Charles C. W. Cooke presents an excellent counter-argument to the populist view that low voter participation is indicative of a national malaise. Or it would be a counter-argument if there was an argument to counter. Proponents merely presume universal voting to be an unalloyed good. The British Guardian had this to say about the midterm election -- "The low voter turnout on Election Day last week in the United States was an international disgrace."
Cooke disagrees.
Pace Lyndon Johnson, who posited famously that “a man without a vote is a man without protection,” I remain as free as a non-citizen as any man who is able to choose his representatives. Like others, I may speak in sharp and harsh terms without interference or censure from the state — and I do. I may own firearms for my defense and carry them with me should I so wish — and I do. I may expect to secure my person, house, papers, and effects against unreasonable searches and seizures — and I do. With no meaningful exceptions, I enjoy equal protection under the law and the right to due process should I be accused of having violated that law. Given how hard it would be to repeal these safeguards, it seems fair for me to conclude that I may do these things not primarily because others vote to permit me to, but because the questions have been deliberately set outside of the standard democratic process and engraved deep into the highest law in the land: the Constitution.
(snip)
The United States was established on the principle that just power is derived from the consent of the governed. Can an unwillingness to involve oneself in public affairs not be interpreted as a sign of contentment with the status quo — qui tacet consentire, and all that — or, at least, as an indication that one is happy to watch from afar as things play out? Is it not virtuous, too, for Americans who have no interest in matters political to stay away from the realm?
There's much more. Read it all here.
The Party pushing for universal voter participation is, of course, the Democrats. Take (Please!) Vermont Senator Bernie Sanders for instance. (Sanders is technically an Independent, but proclaims himself a Socialist, making him a Democrat who is honest about his convictions. Barack Obama's Senate voting record was to the left of that of Sanders'). Sanders wants to make Election Day a national holiday to encourage more people to vote - people he assumes will be more likely to favor leftist policy. Unfortunately for him, this proposal, if implemented, is sure to backfire, as this Election Day Facebook post makes clear...
That prediction proved to be correct.
Democrats are also at the forefront of efforts to enfranchise felons, illegal aliens and other unqualified groups and to block voter ID laws intended to prevent voter fraud. This strategy has, at times, proven successful, most recently in the 2014 Virginia Senate race as votes from several thousand foreign nationals helped give incumbent Mark Warner his razor thin victory over challenger Ed Gillespie.
Then listen up, Barry.
Democratic operatives are not the only ones pushing for more voters.

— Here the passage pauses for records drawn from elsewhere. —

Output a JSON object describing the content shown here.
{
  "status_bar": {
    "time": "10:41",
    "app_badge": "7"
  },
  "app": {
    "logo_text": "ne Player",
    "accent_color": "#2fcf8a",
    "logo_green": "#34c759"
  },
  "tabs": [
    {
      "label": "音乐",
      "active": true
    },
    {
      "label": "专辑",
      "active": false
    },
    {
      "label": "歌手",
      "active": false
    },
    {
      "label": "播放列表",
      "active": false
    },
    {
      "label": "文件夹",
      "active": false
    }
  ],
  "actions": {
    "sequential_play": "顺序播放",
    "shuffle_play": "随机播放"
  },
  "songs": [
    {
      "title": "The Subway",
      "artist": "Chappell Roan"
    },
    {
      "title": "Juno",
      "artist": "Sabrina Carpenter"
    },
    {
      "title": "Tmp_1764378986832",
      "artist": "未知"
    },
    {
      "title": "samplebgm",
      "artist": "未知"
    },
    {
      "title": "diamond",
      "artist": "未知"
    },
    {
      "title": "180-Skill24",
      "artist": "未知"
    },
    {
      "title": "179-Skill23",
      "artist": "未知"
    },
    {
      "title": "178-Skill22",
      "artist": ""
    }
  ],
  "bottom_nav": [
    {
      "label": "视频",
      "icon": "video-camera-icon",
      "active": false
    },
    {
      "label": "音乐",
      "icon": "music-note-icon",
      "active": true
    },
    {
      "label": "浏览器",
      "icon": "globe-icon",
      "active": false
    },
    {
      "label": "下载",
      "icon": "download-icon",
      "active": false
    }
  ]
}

The incessant naggers from the "Rock The Vote" crowd are among those pretending political neutrality. And from those with no such pretensions, (Lena Dunham, et al.), the disinterested and uninformed receive assurances that filling out a ballot will result in enhanced self-esteem.
Paradoxically, Democrats have no respect for the electorate they ostensibly champion. This was demonstrated recently by Obamacare architect Jonathan Gruber's revealing comments concerning the deceptions utilized to confuse and mislead the American public during the campaign to pass the law.
This bill was written in a tortured way to make sure (the Congressional Budget Office) did not score the mandate as taxes. If CBO scored the mandate as taxes, the bill dies. OK? So it's written to do that. (Mr. Smart Guy Gruber means it's written not to do that). In terms of risk-rated subsidies, if you had a law which said healthy people are going to pay in -- you made explicit that healthy people pay in and sick people get money -- it would not have passed. ... Lack of transparency is a huge political advantage. And basically, call it the stupidity of the American voter or whatever, but basically, that was really, really critical to getting the thing to pass. ... Look, I wish (health economist) Mark (Pauly) was right (that) we could make it all transparent, but I'd rather have this law than not.
David Limbaugh responds with an appropriate degree of outrage --
This is the stuff of outright tyrants -- arrogant, unaccountable, cavalier despots. This is political fascism. This is not representative government. This type of behavior nullifies the Constitution and disenfranchises the American people.
But, (as Ian Tuttle points out in an NRO column), Gruber's disdain for the electorate is far from an isolated sentiment among Democrats. Indeed, it's their faith in the irredeemable stupidity of the American electorate that inspires their efforts to expand it. A growing electorate becomes (collectively) less engaged in current affairs, less informed, and more susceptible to manipulation by enthusiastic obfuscators like Jonathan Gruber. And outright liars like Barack Obama.